初殷说完,燕云水的表情变得有些奇怪,似乎想说什么,但又碍着人多,忍住了。
过了一会儿,燕云水带初殷去小包间洗头,道:“你说魏来在阳台和他爹妈打电话?”
初殷道:“他躲起来打的,我就听见什么,工作忙,不回家这类的话,应该是他爸妈吧?”
燕云水犹疑片刻,还是管不住自己这张嘴,道:“魏来他……我记得他大学快毕业的时候,就和他爸决裂了。他没和你讲过吗?”
初殷捏紧了拳头,半晌才失落道:“我问过,他搪塞过去了。就说身体都挺健康之类的话。我对他家里的情况一无所知。他从来不和我说。
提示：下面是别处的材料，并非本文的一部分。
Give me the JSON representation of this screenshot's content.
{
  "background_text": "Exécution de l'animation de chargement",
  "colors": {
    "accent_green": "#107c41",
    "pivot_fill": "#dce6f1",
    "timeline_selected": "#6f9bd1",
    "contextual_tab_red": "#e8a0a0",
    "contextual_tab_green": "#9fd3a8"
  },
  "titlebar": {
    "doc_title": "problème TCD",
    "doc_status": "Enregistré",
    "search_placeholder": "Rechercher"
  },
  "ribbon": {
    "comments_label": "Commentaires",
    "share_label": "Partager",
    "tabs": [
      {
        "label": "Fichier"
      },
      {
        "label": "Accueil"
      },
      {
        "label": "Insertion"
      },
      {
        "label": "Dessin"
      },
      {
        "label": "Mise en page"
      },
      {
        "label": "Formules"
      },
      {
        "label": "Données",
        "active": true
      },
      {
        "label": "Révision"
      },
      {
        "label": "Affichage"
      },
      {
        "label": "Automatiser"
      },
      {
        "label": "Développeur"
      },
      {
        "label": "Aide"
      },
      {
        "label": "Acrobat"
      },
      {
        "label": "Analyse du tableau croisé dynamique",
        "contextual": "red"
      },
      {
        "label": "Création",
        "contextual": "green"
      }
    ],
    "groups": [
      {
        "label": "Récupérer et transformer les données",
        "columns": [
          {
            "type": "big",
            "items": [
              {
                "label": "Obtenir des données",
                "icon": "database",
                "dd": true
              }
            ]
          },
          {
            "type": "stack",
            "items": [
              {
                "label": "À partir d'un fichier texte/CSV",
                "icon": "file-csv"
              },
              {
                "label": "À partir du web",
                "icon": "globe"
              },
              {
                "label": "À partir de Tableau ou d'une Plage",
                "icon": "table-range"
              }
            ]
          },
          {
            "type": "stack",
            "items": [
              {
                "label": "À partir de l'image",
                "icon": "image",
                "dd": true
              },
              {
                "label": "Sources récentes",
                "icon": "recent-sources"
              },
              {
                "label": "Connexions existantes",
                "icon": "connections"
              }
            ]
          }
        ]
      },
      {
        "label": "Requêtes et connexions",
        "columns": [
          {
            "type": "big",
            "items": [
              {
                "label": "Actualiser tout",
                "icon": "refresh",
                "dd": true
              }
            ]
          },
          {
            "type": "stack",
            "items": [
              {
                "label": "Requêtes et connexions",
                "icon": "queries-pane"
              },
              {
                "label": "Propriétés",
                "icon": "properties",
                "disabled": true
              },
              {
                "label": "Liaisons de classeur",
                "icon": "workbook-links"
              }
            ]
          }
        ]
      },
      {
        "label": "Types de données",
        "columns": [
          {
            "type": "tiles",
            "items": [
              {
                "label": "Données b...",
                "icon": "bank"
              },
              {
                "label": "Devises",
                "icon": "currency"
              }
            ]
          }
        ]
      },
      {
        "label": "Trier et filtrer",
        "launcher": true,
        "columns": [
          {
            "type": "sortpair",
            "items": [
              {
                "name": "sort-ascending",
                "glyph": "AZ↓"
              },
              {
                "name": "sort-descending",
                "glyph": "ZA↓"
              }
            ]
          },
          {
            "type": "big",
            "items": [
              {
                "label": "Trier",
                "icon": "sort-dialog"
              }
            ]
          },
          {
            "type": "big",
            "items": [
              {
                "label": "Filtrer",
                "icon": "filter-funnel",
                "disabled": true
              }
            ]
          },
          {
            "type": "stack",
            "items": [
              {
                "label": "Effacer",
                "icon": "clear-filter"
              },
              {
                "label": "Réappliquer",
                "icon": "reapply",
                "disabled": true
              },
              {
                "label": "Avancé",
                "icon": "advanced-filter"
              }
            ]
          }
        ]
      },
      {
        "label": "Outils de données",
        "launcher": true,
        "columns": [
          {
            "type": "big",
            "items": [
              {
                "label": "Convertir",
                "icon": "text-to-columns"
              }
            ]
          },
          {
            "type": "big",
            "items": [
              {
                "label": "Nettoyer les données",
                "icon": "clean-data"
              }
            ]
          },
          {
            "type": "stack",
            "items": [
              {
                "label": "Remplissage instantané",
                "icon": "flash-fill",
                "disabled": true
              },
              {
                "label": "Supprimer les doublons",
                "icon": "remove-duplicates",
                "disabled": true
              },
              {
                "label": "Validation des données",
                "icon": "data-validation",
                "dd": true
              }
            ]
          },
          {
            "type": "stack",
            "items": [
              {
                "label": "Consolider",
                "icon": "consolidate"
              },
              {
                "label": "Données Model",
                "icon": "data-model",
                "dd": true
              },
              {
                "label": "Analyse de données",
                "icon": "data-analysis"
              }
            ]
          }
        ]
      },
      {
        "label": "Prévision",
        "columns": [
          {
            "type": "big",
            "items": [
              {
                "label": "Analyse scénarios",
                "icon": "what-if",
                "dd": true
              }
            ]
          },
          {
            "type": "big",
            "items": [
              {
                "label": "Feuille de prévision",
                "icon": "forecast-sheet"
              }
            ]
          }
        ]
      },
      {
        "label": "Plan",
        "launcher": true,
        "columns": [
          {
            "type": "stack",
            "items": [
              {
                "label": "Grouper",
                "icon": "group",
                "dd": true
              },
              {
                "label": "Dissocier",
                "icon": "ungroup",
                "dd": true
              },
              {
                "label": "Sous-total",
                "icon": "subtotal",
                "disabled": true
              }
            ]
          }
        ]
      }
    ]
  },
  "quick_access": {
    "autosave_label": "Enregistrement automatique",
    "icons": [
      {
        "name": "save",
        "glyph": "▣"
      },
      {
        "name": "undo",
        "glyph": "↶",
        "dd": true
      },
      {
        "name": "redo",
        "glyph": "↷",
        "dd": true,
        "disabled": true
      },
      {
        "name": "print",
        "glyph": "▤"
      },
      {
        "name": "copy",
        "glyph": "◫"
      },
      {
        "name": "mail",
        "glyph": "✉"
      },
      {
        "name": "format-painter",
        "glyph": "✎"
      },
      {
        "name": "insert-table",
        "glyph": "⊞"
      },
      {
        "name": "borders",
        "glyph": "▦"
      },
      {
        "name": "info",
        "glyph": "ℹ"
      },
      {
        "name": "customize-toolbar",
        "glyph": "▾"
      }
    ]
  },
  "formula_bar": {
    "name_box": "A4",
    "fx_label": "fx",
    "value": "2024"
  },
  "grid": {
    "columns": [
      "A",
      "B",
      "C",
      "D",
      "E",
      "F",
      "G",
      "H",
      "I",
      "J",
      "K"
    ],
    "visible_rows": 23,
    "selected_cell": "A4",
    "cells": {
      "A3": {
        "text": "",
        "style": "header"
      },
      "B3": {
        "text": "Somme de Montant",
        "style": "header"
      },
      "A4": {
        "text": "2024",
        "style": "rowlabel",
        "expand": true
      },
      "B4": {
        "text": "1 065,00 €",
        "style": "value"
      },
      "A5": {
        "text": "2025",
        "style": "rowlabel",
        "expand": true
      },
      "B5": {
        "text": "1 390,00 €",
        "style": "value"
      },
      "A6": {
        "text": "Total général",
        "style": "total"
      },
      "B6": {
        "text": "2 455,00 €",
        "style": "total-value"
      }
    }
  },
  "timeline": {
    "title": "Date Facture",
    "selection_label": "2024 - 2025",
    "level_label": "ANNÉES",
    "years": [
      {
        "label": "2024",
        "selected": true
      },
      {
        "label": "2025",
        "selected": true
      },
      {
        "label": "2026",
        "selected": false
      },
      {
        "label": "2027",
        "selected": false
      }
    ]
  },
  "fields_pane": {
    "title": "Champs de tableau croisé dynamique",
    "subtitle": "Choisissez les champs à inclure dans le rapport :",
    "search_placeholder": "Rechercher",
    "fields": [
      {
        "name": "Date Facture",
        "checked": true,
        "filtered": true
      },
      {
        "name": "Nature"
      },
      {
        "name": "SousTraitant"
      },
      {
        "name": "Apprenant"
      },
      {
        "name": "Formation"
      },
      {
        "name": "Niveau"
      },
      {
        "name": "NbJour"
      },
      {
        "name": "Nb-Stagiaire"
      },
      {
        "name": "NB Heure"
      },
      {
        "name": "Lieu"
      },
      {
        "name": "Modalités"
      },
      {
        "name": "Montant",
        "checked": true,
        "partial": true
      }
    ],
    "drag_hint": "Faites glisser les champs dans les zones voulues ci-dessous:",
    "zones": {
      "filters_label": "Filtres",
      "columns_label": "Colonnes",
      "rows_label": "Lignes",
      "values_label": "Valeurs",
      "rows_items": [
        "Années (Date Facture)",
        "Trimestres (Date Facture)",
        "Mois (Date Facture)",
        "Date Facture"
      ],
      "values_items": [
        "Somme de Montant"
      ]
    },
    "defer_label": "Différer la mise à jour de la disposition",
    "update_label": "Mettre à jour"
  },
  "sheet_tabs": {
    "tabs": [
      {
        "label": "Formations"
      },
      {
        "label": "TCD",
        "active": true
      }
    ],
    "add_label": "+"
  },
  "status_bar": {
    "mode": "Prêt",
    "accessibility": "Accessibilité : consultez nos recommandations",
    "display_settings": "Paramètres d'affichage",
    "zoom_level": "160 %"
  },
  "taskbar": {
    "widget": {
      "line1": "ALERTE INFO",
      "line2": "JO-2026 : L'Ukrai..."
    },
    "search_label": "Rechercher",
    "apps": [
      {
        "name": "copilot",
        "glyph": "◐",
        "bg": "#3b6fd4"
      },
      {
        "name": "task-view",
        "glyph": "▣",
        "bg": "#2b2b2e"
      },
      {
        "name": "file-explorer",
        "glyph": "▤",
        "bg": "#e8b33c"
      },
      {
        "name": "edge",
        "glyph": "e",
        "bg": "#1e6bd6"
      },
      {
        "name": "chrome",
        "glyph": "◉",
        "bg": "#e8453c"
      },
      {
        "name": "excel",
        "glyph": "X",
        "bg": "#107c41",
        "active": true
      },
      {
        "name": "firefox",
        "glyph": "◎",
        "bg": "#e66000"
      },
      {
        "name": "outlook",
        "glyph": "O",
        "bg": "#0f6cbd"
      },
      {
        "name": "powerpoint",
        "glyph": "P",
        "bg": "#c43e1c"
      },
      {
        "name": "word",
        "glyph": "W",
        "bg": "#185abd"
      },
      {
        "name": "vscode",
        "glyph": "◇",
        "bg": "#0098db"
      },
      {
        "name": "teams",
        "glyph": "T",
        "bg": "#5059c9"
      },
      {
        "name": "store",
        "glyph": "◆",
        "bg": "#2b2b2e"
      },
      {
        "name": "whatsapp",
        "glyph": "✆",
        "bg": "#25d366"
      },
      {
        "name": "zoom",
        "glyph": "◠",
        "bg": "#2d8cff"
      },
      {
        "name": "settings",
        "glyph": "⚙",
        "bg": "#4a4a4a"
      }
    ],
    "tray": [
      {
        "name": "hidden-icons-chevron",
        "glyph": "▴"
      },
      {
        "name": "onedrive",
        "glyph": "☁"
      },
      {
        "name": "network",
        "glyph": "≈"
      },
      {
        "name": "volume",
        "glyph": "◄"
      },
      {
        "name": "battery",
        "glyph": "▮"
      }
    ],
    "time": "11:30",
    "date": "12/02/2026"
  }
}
”
燕云水忙道:“他也特意没和我说,你别吃醋啊。我只知道他老家在青岛,家里应该挺有钱的,魏鸡大学时就是那种开豪车到处玩到处撩的富二代。快毕业的时候和他爸大吵一架,家里断了他生活费,他找我借钱才和我说他和他爸翻脸了的。”
初殷道:“……为什么翻脸?是……出柜吗?”
燕云水想了想,道:“应该不是。魏鸡一直在骂他爸老畜生,很激动,是那种彻底撕破脸的激动。说他以后就当死了爹死了妈,谁也别来烦他。”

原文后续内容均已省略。